The American Diabetes Association (ADA) has released a new position statement that lowers target hemoglobin A1c levels for children with type 1 diabetes.
The association’s target blood glucose levels had previously been set at 8.5% for children age 6 and younger, 8% for those 6 to 12 years, and 7.5% for adolescents. The ADA’s new recommendation is that all children with type 1 diabetes younger than age 19 should keep their A1c levels lower than 7.5%.
The ADA revised its threshold based on current findings that children with high blood glucose levels (prolonged hyperglycemia) could potentially develop serious complications usually seen in adults, such as kidney or cardiovascular disease.

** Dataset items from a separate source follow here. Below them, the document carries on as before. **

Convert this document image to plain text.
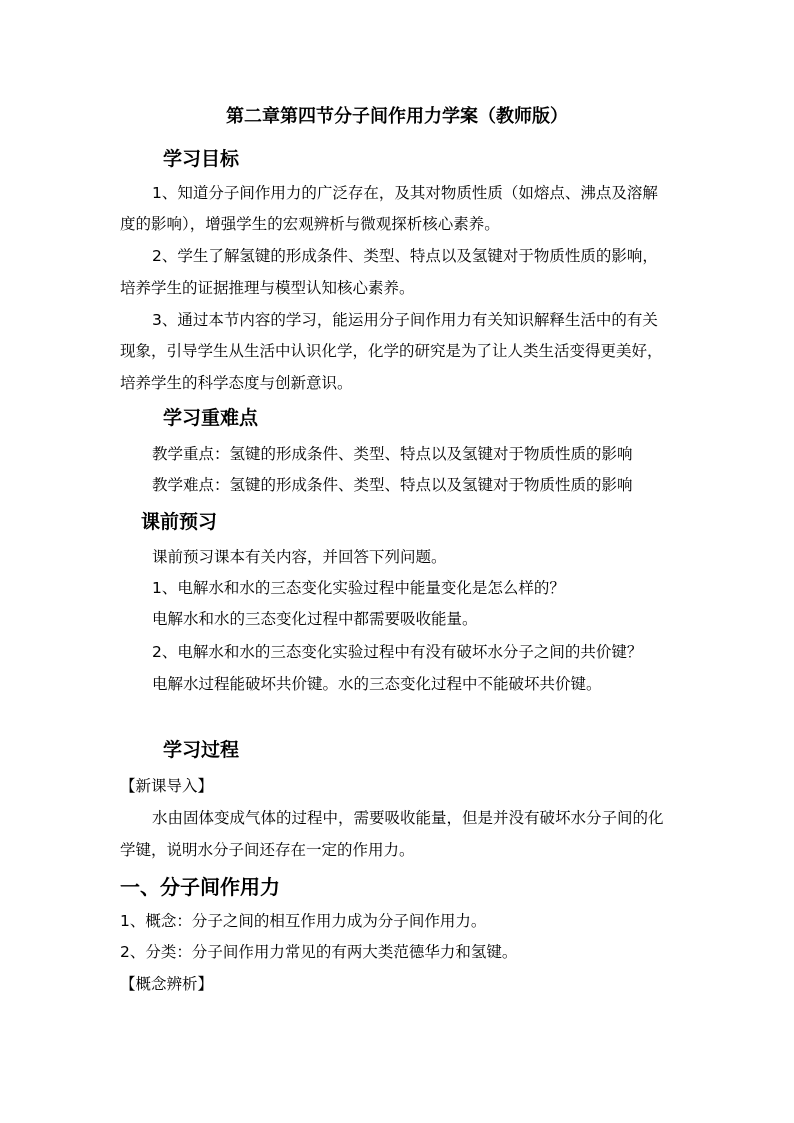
第二章第四节分子间作用力学案（教师版）
学习目标
1、知道分子间作用力的广泛存在，及其对物质性质（如熔点、沸点及溶解
度的影响），增强学生的宏观辨析与微观探析核心素养。
2、学生了解氢键的形成条件、类型、特点以及氢键对于物质性质的影响，
培养学生的证据推理与模型认知核心素养。
3、通过本节内容的学习，能运用分子间作用力有关知识解释生活中的有关
现象，引导学生从生活中认识化学，化学的研究是为了让人类生活变得更美好，
培养学生的科学态度与创新意识。
学习重难点
教学重点：氢键的形成条件、类型、特点以及氢键对于物质性质的影响
教学难点：氢键的形成条件、类型、特点以及氢键对于物质性质的影响
课前预习
课前预习课本有关内容，并回答下列问题。
1、电解水和水的三态变化实验过程中能量变化是怎么样的？
电解水和水的三态变化过程中都需要吸收能量。
2、电解水和水的三态变化实验过程中有没有破坏水分子之间的共价键？
电解水过程能破坏共价键。水的三态变化过程中不能破坏共价键。
学习过程
【新课导入】
水由固体变成气体的过程中，需要吸收能量，但是并没有破坏水分子间的化
学键，说明水分子间还存在一定的作用力。
一、分子间作用力
1、概念：分子之间的相互作用力成为分子间作用力。
2、分类：分子间作用力常见的有两大类范德华力和氢键。
【概念辨析】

“Many investigators and clinicians believe in the importance of controlling blood glucose and A1c levels prior to puberty to reduce risk for both micro- and macrovascular complications,” according to the ADA statement. Evidence also exists that high blood glucose levels and glycemic variability in young diabetic children could have a short-term negative effect on the central nervous system and on neurocognitive function, the statement said.
“The evidence shows that there is a greater risk of harm from prolonged hyperglycemia that would occur if children maintained an A1c of 8.5% over time. This is not to say we are no longer concerned about hypoglycemia, but we now have better tools to monitor” for low blood sugar, said Jane Chiang, MD, a lead author on the position statement and ADA’s senior vice president for medical and community affairs, in a statement issued by ADA.
“The 7.5% target is evidence-based; however, we want to emphasize that blood glucose and A1C targets must be individualized to safely achieve the best outcomes,” added Chiang.
The ADA said its revision conforms to guidelines set by the International Society for Pediatric and Adolescent Diabetes (ISPAD) and reflects currently available scientific evidence. According to the ADA position paper, ISPAD uses the <7.5% target for all pediatric age groups.
The position statement also makes it clear that type 1 and 2 diabetes are different diseases—and that recognizing these differences could help to prevent associated complications.